Newsom highlighted California’s vaccination efforts and said the state had the lowest Covid-19 case rates in the country. He said the prerogative to keep students and staff safe led the state to “follow the science” in issuing the vaccine mandates and predicted other states would follow California's lead.

“I anticipate other states will follow suit,” Newsom said during the press conference at a San Francisco school. “There are well-established exemptions for medical reasons, personal and/or religious beliefs.”

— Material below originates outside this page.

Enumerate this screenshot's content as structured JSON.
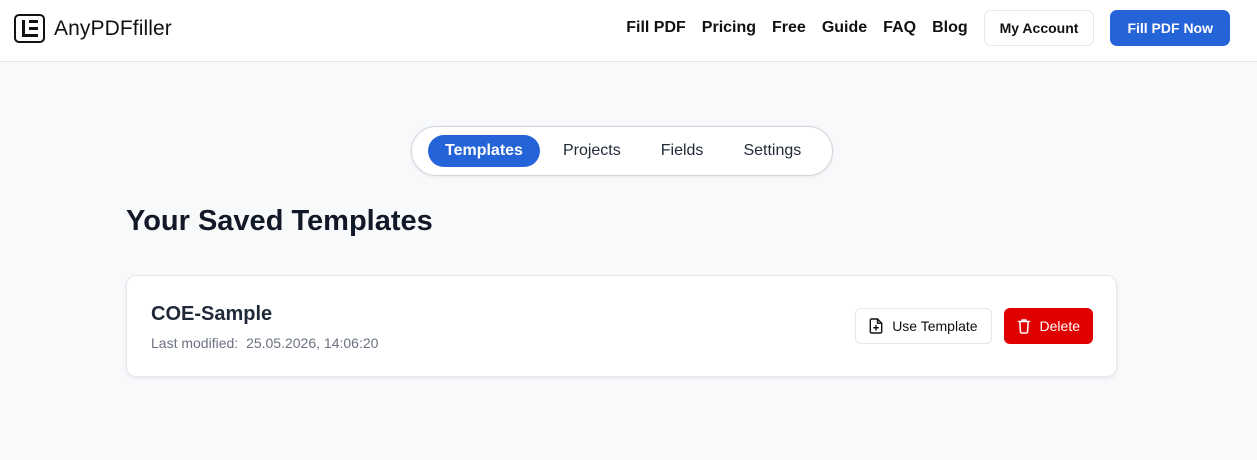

According to the state's vaccination data, more than 63% of Californians between the ages of 12 and 17 are partially vaccinated as of Friday and just over 55% are fully vaccinated. Pfizer is currently seeking emergency authorization of its Covid-19 immunization for use in children aged 5 to 11.

Newsom argued that school closures were happening more frequently in school districts and states with looser Covid-19 protocols. The proportion of Covid-19 cases among children has increased, particularly in places with lower vaccination rates. Experts have indicated that vaccinating children will be crucial to ending the pandemic since children under the age of 18 comprise nearly a quarter of the country's population.

“We’re all exhausted by the pandemic,” Newsom said. “While there continues to be encouraging signs, there’s still a struggle to get to where we need to go, and that means we need to do more and we need to do better.”

State Senator Richard Pan praised Newsom's move in a statement.

"As a pediatrician and parent, I applaud the governor for requiring the Covid-19 vaccine for students and teachers when the vaccines receive FDA approval for students aged 12 to 15," Pan said. "Students who cannot be vaccinated because of age or medical condition and students who are at risk for severe illness from Covid-19 are protected when the people around them are vaccinated."

Some conservative politicians and commenters lambasted the vaccine mandate announcement.

"This is government overreach on an unprecedented level," tweeted Amy Phan West, a candidate for the U.S. House of Representatives.

Also speaking at the press conference were Vincent Matthews, superintendent of San Francisco Unified School District, along with state Senator Scott Wiener.

“What we need to do is make sure that we are getting vaccinated and we are wearing masks. This community has responded overwhelmingly. 96% of our staff are vaccinated, 90% of our [eligible] students throughout San Francisco are vaccinated and we have 100% mask wearing,” Matthews said. “We have to take care of each other.”